Every England fan can replay that drop goal in their mind. The ball leaving Matt Dawson’s gloved hands almost in slow motion, gold jerseys starting their charge, and Jonny Wilkinson’s cool demeanour as he strikes the ball over with his weak foot.
Seventeen years on, England’s current squad are in the midst of a rebuild as they prepare to face Ireland on Saturday. The man that led Australia against them on 22 November 2003 in the Rugby World Cup final is now at the heart of their cause. Eddie Jones is the man tasked with taking England to the very summit of world rugby once more.
Having won three of the last five Six Nations, there is an optimism around England rugby like nothing we have seen. Club sides Exeter Chiefs and Bristol Bears are the champions of Europe, Exeter winning the Heineken Champions Cup and Bristol the Challenge Cup. Yet while there are parallels between the state of play prior to 2003 and the position now, the current squad is still at a preliminary stage of its maturation.
In 2003 Wasps had won the Challenge Cup, but the setup of the England national team was much different. Many of the England team had been together for numerous years, Jason Leonard having made his debut in 1990, captain Martin Johnson in 1993. Today the landscape looks different despite the goal being the same, with Eddie Jones still working out who are going to be his stars at the Rugby World Cup in 2023.
In 2020 alone, Jones has given debuts to nine players in the Six Nations and Autumn Nations Cup. As a result of this, former ITV commentator John Taylor, who was the leading voice of ITV’s coverage of the World Cup in 2003, believes that England’s leading man still has some planning to do as he looks to make the most of a huge number of available options.
“You might say that Eddie is being a little fast and loose with his team, in the sense that he perhaps thinks he has got more time than he has, because he is still experimenting,” Taylor tells The Sportsman. “That England side in 2003, by the end of the tournament, they had something like 10 of the top 20 most capped players for England ever.
“At the moment, apart from Ben Youngs who has obviously just tipped the 100-cap mark, it strikes me that Eddie is still really experimenting. I don’t think he has a clue what his best back division is at the moment.
“You might argue that Manu Tuilagi might definitely be in there if he were fit. In the forwards, he has got some terrific youngsters, lots of them, I don’t think I have ever seen an England side with such strength in depth, the backrow in particular, and you have got some youngish players in terms of experience who are going to be at their peak.”
It is the back row that is the most troubling position group to get correct. In 2018 it seemed as though England had no natural jacklers of the ball. Fast forward just a year later and England could pick from a list including Sam Underhill, Tom Curry, Mark Wilson and Lewis Ludlam, and a year later came Jack Willis’ emergence in the 2019/20 Premiership season, where he gathered 46 turnovers in domestic competition. As a result, many think Willis should have a starting berth for his country.
In many ways, Jones’ problem comes from having too many options.

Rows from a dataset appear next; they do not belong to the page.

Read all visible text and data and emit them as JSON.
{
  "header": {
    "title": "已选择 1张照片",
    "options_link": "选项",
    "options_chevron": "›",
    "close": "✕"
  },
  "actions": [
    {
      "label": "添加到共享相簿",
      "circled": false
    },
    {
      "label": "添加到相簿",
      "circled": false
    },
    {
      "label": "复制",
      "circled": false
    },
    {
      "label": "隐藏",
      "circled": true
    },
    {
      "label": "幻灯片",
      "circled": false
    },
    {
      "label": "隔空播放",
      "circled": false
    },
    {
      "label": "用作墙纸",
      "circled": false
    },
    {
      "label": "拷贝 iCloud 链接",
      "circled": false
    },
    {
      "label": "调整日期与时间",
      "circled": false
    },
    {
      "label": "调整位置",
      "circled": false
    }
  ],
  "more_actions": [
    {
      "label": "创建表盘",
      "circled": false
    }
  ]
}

In every position group there are at least three players capable of performing admirably at the highest level of international rugby.
A key to Sir Clive Woodward’s World Cup-winning side 17 seasons ago was that he knew who his starting 15 were and stuck with them throughout, injury permitting.
“At the moment, Jones is still in the experimental zone and he is right to do that at the moment,” Taylor adds. “He needs to make some of those decisions fairly quickly, so he can commence the final 18 months of preparation for the next World Cup, allowing those guys to really forge that team ethic and domination that the side in 2003 had.
“With the amount of talent, the only thing that worries me is if he is going to make that decision early enough. The backrow forwards, for example, I think are terrific, the front row is looking really, really strong.
“He needs to pick a moment, almost now, in his head to say ‘I want to know my side, my starting 15’, maybe 18 months before [the next World Cup] and then it is honing that lot and getting the very, very best out of them. Talent-wise, there is stacks and stacks of talent in English rugby at the moment, there really is.”
England have 30 games until the next Rugby World Cup in France. It may seem like a lot, but in reality, it is not. Woodward’s England starting XV that day in Sydney had an average age of 28, whilst Eddie Jones’ starters for today’s game against Ireland have an average age of 27.
There is an old adage that practice makes perfect. With international rugby this is no different. Eddie Jones has all the talent in England to choose from, but the key factor is finding the right combination to take England back to the top of international rugby once more. They might never have had the depth they currently have as they bid to build towards a second World Cup triumph.